Comment la potentia multitudinis parvient-elle à s’assembler, à former du commun ? Grâce à la dynamique de ce que l’ethnologue Marcel Mauss nomme le don, c’est-à-dire « la triple obligation de ‶donner, recevoir, et rendre″ »[23]. Je ne reviendrai pas sur ce point que j’ai déjà largement développé par ailleurs, notamment dans mon ouvrage Ce que le marché fait au monde[24]. Le cycle du don est à l’origine des sociétés humaines, il permet l’instauration du politique car il est par excellence l’opérateur de symbolisation[25]. Ainsi, on passe de la violence primaire à la violence symbolisée par l’intermédiaire du don. Le politique, qui passe toujours d’une façon ou d’une autre par le don, est donc une modalité de la violence symbolisée ; mais toute violence symbolisée n’est pas politique[26]. Dès le départ, le don maussien surgit comme « aménagement de l’antagonisme »[27], mais il ne fait pas cesser le négatif pour autant, transformant les individus en bisounours donateurs. Ce dernier hante le don à chaque instant, comme condition de possibilité même :

« Pour qu’un don soit reconnu comme don, comme un don qui a de la valeur, un don qui fait sens et qui fait lien, il faut non seulement que, lorsque je donne, je sois reconnu comme quelqu’un qui aurait pu ne pas donner – sur le mode de l’indifférence ou de l’aban-don -, ou plus encore qui pourrait donner le mal plutôt que le bien. Bref, la valeur même du don est toujours différentielle : elle suppose la possibilité toujours ouverte de son envers, de son négatif. »[28]

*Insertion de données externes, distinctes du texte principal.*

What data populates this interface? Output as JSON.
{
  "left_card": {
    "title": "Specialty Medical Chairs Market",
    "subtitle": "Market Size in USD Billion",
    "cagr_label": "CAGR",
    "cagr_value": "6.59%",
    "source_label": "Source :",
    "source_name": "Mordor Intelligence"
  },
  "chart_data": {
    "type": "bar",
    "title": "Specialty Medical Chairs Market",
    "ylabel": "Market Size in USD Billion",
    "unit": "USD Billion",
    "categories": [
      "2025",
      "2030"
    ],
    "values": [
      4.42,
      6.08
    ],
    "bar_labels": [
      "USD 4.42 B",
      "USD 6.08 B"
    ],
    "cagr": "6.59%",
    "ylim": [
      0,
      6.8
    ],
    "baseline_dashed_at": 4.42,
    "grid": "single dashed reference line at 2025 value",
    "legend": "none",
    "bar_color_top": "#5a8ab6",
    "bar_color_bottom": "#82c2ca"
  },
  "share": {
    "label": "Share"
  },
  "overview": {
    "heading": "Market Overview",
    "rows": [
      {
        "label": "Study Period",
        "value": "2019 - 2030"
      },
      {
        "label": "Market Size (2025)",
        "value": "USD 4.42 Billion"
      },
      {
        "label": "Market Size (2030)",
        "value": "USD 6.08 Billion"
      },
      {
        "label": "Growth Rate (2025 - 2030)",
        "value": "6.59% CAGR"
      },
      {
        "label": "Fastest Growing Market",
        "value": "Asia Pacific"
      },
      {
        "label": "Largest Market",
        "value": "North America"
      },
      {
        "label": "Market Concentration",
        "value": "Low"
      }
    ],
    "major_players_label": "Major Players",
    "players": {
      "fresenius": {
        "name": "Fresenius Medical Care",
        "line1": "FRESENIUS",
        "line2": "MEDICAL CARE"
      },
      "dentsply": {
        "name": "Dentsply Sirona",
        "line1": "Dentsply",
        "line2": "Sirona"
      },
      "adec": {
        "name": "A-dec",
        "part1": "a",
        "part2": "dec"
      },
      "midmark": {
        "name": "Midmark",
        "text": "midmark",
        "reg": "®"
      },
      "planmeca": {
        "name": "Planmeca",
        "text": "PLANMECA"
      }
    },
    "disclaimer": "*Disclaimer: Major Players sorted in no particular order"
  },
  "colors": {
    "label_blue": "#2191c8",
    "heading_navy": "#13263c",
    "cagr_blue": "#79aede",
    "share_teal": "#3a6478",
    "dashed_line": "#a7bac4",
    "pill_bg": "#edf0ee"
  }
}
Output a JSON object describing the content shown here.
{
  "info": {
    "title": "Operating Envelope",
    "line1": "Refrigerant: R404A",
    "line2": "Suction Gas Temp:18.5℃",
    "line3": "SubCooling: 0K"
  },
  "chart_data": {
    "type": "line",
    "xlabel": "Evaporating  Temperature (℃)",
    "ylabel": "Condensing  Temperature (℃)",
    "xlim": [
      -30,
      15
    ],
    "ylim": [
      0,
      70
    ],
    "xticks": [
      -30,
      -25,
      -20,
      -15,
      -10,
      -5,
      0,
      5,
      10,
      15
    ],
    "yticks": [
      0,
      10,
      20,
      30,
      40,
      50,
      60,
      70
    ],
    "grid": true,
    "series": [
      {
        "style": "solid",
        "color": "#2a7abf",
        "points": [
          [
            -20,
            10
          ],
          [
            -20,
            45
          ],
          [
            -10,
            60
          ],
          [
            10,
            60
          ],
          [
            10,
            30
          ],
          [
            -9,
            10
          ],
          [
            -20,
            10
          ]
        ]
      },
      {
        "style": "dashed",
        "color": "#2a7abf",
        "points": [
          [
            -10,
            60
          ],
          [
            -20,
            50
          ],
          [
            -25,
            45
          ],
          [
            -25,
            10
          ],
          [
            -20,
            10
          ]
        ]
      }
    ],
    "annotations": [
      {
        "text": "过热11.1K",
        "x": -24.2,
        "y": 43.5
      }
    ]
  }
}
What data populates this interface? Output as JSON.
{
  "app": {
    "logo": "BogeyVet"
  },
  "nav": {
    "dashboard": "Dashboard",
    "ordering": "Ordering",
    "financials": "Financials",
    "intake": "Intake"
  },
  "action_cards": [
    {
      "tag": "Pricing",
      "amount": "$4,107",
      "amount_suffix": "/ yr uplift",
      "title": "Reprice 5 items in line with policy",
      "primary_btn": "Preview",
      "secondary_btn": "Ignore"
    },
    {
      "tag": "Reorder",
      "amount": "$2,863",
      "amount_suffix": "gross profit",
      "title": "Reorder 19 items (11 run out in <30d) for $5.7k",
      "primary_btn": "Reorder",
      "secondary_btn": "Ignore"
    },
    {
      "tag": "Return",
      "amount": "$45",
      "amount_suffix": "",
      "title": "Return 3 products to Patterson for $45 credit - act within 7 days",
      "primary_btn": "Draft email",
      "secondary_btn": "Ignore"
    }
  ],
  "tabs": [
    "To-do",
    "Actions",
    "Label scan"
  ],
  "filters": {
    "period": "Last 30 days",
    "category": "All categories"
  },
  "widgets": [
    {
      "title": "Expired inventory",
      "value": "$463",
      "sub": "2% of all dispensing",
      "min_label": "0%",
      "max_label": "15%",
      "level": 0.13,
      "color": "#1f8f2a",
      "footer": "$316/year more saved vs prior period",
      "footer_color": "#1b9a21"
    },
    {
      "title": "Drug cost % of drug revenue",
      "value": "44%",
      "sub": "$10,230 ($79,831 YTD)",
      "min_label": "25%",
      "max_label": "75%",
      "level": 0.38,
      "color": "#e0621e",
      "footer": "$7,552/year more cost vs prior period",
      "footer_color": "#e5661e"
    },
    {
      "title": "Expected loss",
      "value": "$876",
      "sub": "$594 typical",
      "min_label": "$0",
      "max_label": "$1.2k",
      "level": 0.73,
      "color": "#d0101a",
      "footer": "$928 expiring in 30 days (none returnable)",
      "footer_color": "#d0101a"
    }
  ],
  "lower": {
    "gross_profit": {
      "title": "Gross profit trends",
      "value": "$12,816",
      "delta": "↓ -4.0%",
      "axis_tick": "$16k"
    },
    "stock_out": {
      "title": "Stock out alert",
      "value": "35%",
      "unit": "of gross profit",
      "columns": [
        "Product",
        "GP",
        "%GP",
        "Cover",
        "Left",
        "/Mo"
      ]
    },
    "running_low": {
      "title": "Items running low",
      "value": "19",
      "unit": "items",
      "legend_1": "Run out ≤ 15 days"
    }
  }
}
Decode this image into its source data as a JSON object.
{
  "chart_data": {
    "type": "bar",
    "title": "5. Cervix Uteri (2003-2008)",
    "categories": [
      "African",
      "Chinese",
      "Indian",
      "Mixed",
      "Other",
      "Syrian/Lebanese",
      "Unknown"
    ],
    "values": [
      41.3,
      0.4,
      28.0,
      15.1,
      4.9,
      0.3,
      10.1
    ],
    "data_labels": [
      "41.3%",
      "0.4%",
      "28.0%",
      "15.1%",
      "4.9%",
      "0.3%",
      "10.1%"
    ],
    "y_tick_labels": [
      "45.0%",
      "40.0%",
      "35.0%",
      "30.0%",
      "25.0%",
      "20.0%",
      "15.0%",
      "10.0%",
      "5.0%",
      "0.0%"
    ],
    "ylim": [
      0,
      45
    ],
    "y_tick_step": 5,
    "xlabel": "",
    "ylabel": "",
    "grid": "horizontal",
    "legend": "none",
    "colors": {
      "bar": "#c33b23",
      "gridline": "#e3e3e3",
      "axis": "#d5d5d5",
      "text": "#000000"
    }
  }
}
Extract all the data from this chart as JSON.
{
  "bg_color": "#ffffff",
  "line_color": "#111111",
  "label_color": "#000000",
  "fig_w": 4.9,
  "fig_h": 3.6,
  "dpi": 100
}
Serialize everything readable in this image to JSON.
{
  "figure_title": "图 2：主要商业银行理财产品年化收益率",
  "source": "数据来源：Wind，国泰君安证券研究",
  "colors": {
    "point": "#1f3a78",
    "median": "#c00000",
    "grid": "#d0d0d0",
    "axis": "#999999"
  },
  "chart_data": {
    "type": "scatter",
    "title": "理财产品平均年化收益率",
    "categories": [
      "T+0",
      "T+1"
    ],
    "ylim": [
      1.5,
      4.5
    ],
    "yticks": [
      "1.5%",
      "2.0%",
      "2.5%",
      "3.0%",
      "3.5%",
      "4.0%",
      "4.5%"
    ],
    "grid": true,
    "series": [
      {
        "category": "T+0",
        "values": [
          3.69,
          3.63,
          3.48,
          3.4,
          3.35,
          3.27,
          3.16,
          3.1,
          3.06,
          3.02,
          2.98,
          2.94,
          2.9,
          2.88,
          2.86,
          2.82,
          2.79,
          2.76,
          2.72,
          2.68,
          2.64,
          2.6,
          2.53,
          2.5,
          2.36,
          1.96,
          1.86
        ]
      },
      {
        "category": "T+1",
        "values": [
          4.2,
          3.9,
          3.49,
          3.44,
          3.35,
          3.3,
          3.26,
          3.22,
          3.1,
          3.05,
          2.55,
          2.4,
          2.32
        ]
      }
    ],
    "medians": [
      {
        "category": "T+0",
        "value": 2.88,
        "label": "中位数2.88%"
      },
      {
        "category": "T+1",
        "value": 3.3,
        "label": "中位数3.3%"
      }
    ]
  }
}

Comment pourrait-on alors définir la violence par le prisme du don ? La violence, pourrait-on dire, est le don qu’on fait à quelqu’un qui n’en veut pas. Elle est un don refusé, un donner sans recevoir, un don qui s’impose. Cela peut-être un don de coup, de meurtrissures, mais aussi d’insultes ; un don de méfaits, mais aussi de bienfaits dont l’autre ne veut pas. La violence d’adresse toujours à quelqu’un, même dans le cas d’une violence dirigée contre des objets. Casser, détruire, briser, démolir, piétiner ou démonter sont des violences lorsque l’on montre qu’on casse, brise, démolit etc., ou que le résultat de la destruction, du bris, de la démolition etc., est vu et refusé par quelqu’un – y compris un quelqu’un imaginaire. Cela dit, imposer un don n’est pas la seule façon d’outrepasser la volonté d’autrui : on peut aussi accaparer ce que l’autre ne veut pas donner. Cela décrit l’acte de prendre. Sociologue spécialiste de l’œuvre de Marcel Mauss, Alain Caillé situe le mal et la violence du côté du « cycle diabolique »[29], c’est-à-dire l’opposé du cycle du don, à savoir « ignorer-prendre-refuser-garder »[30]. Bien sûr, on peut donner des coups, des blessures, des injures, donner des maux, comme dans nombre de rituels ancestraux, dont le fameux potlatch étudié par Marcel Mauss. Ni la mort ni la destruction ne sont, par elles-mêmes, incompatibles avec le don. Mais la violence met fin à la valse du don car elle procède d’un refus : refus de recevoir ou refus de donner. Il n’y a plus de réciprocité. Si l’on suit cette définition de la violence, il faut noter qu’elle résulte d’une intention, qui passe toujours par le premier temps du cycle diabolique mis en avant par Alain Caillé, à savoir ignorer. On ignore le refus effectif d’autrui, mais on ignore également son refus potentiel, c’est-à-dire qu’on ignore l’idée même qu’autrui puisse refuser. Le premier cas de figure est simple : si je rosse l’autre, si je l’outrage par des insultes ou si je le dépouille de ses biens, je choisis immédiatement de passer son refus par pertes et profits, voire je m’en délecte. Dans la seconde situation, en revanche, je peux penser faire du bien à autrui par exemple par un baiser ou des flatteries sans savoir qu’il ou elle n’en veut pas, mais alors, je choisis vertement d’ignorer qu’il ou elle pourrait ne pas en vouloir, son avis m’apparaît comme superflu. Comme le décrit si bien Philippe Chanial,

« la violence manifeste une attitude de fermeture à l’altérité, qui repose sur la suspension ou la désactivation de toute implication sensible, de toute identification empathique. Elle définit ainsi tout ce qui fait violence […] à autrui, ce qui lui porte atteinte ou lui porte offense […]. A ce titre, elle implique une attitude réifiante […], qui fait de l’autre une chose ou un objet, et noue ainsi une relation avant tout instrumentale. »[31]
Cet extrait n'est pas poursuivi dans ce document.